To see the whole picture of why organic cotton is safer and better for all of us, it's important to understand how conventional cotton is grown and produced.
Conventionally grown cotton uses more insecticides than any other single crop and epitomizes the worst effects of chemically dependent agriculture. Each year cotton producers around the world use nearly £1.6 billion ($2.6 billion) worth of pesticides – more than 10% of the world's pesticides and nearly 26% of the world's insecticides.
Alarmingly, in many countries, children are employed in a variety of tasks from cottonseed production, to pesticide spraying and the annual cotton harvest. According to the Environmental Justice Foundation, the industry relies on a high level of forced child labour – a clear contravention of the International Labour Organisation’s (ILO) Convention on the Worst Forms of Child Labour.1
Conventional cotton growers typically use many of the most hazardous pesticides including aldicarb, phorate, methamidophos and endosulfan, broad spectrum organophosphates – pesticides originally developed as toxic nerve agents during World War II – as well as using toxic defoliants prior to harvesting. Even when used according to instructions, they seriously harm people, wildlife and the environment, poisoning farm workers and children, causing chemical drift into neighbouring communities, contaminating ground and surface water and killing soil micro-organisms, bees and other beneficial insects.
Sprayed herbicides and pesticides are highly mobile and are now found at the South and North Poles and all the world's oceans. They do not degenerate and will remain in the soil, air and water for very long periods of time. The by-products, Dioxins and Furans, accumulate in the food chain, eventually ending up concentrated in the fatty tissues of animals even 20-30 years after exposure.
Pesticides kill 67 million birds each year in the USA alone and many more are suspected. The World Health Organisation estimates that at least 3 million people are poisoned by pesticides every year and 20-40,000 are killed, adding that the risks of dioxin to health and environment includes cancer, diabetes, heart disease, high blood pressure and liver damage. Pesticides have been linked to infertility, suicidal depression and the most horrific birth defects imaginable. In addition, over 50% of conventional cotton grown worldwide is genetically modified.
how is organic cotton different?
Growing sustainable, organic cotton allows farmers to move away from chemical dependence to more biological sound farming. Organic agriculture does not permit the use of genetically modified cotton or any toxic and persistent pesticides, using instead composted manures and cover crops to replace synthetic fertilizers; innovative weeding strategies are used instead of herbicides; beneficial insects and trap crops control insect pests, and alternatives to toxic defoliants prepare plants for harvest.
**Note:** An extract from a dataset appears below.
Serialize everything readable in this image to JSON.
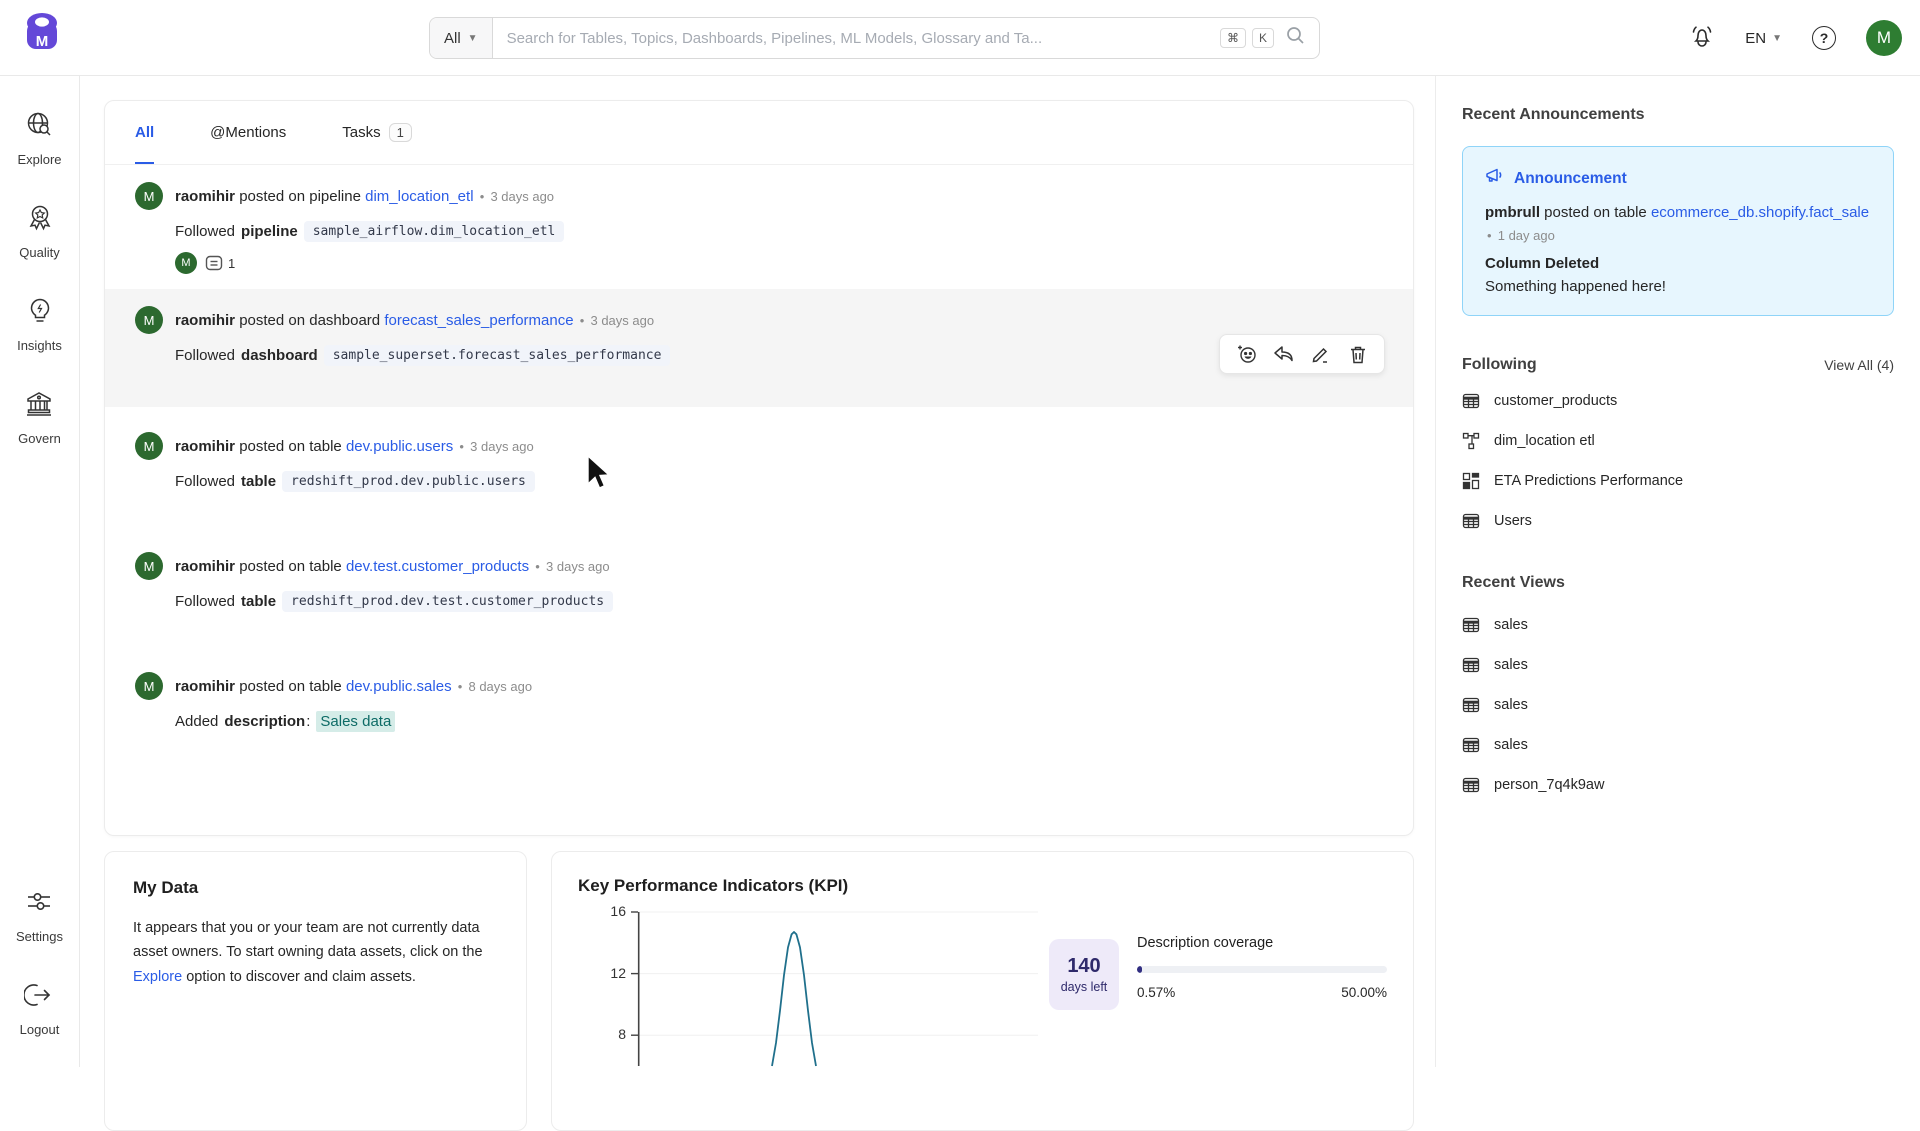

Organic farming helps prevent topsoil erosion, improves soil fertility, protects groundwater and conserves energy, as well as protecting the health of children and women, who are often the key workers on cotton farms.
why choose organic cotton?
Because there are immediate benefits for you and our environment, and enormous benefits for the growers of organic cotton, many of whom are women. By engaging in organic agriculture, women gain their own income, and as they are responsible for the education of their children, this independent income is important. In the conventional cotton sector, women have no independence as they must buy and sell through a male, so your choice of buying organic empowers other women too.
A study,sponsored by the FDA office of Women's Health, published in 2005, found detectable levels of dioxins in 7 brands of tampons. Just a few parts per trillion in body fat cause serious health effects. Even low levels of dioxin give cause for concern because tampons come into contact with some of the most absorbent tissue in the body. Natracare certified organic cotton tampons were tested and found not to contain any dioxin residuals.
Natracare has held continuous organic certification for all Natracare tampons since 1996, a certification process that has a chain of custody which inspects all the processes involved to make our products, including inspecting the organic cotton grown on the farm, the organic processing of the cotton, and finally the manufacture of the Natracare tampons and the organic cotton nonwovens we use in Natracare ultra pads, panty liners and wipes.
Natracare is certified to the Global Organic Textile Standard (GOTS) and is independently inspected every year to check that we conform to those standards. Natracare uses fully certified organic cotton because we believe it to be a safer and more ethical choice.